A method for determining the risk of developing osteoporosis by identifying a genetic polymorphism of the human SMAD6 gene,
The gene polymorphism of nucleotide number 26 of SEQ ID NO: 1 is a G / G or T / G pair and / or the gene polymorphism of nucleotide number 26 of SEQ ID NO: 2 is A / G or G / G If it ’s a pair,
It is determined that the morbidity rate of osteoporosis is high. Osteoporosis diagnosis marker comprising at least one polynucleotide selected from the group consisting of the following (1) to (3):
(1) A polynucleotide comprising 18 to 51 bases including nucleotide No. 26 of SEQ ID NO: 1.
(2) A polynucleotide comprising 18 to 51 bases including the nucleotide of base number 26 of SEQ ID NO: 2.

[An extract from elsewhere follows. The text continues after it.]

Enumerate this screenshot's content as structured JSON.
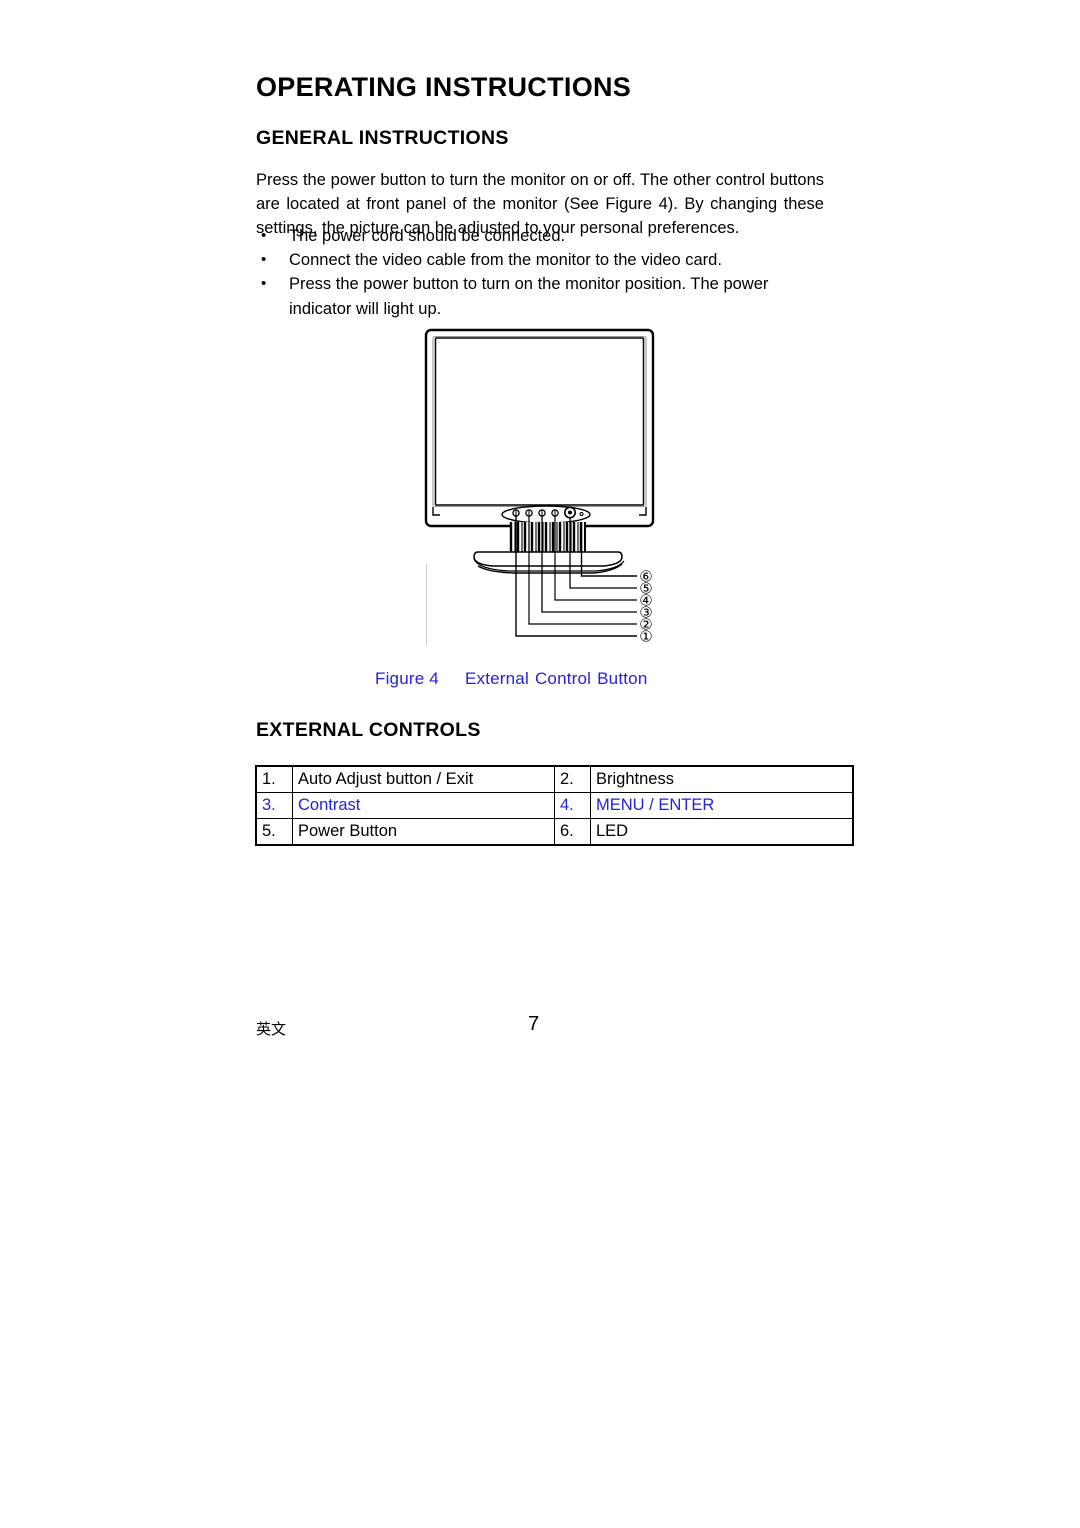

(3) A polynucleotide complementary to the polynucleotide of (1) or (2) above.   The risk of suffering from osteoporosis by detecting at least one polynucleotide selected from the group consisting of (1) to (3) according to claim 2 and detecting the gene polymorphism of nucleotide number 26 in any polynucleotide A marker for diagnosis of osteoporosis, characterized by determining The risk of suffering from osteoporosis by detecting at least one polynucleotide selected from the group consisting of (1) to (3) according to claim 2 and detecting the gene polymorphism of nucleotide number 26 in any polynucleotide A diagnostic marker for osteoporosis, characterized by determining that the prevalence of osteoporosis is high if any of the following gene polymorphisms is determined.
(1) The gene polymorphism of nucleotide number 26 of SEQ ID NO: 1 is a G / G or T / G pair.
(2) The gene polymorphism of base number 26 of SEQ ID NO: 2 is G, or A / G or G / G pair. The risk of suffering from osteoporosis by detecting at least one polynucleotide selected from the group consisting of (1) to (3) according to claim 2 and detecting the gene polymorphism of nucleotide number 26 in any polynucleotide A diagnostic marker for osteoporosis, characterized by determining that the prevalence of osteoporosis is low if any of the following gene polymorphisms is determined.
(1) The gene polymorphism of base number 26 of SEQ ID NO: 1 is a T / T pair.
(2) The gene polymorphism of base number 26 of SEQ ID NO: 2 is an A / A pair. Or used as a primer for definitive to detection using the PCR method,
Use as a PCR amplification product in detection by microarray,
The osteoporosis disease diagnosis marker according to claim 2, which is used as a TaqMan probe in detection by TaqMan PCR method and / or used as two kinds of oligonucleotides in detection by invader method. A microarray in which a polynucleotide comprising at least one selected from the group consisting of (1) to (3) according to claim 2 is fixed to a support. An osteoporosis risk determination kit comprising only the osteoporosis disease diagnosis marker according to claim 2 and / or the microarray according to claim 7.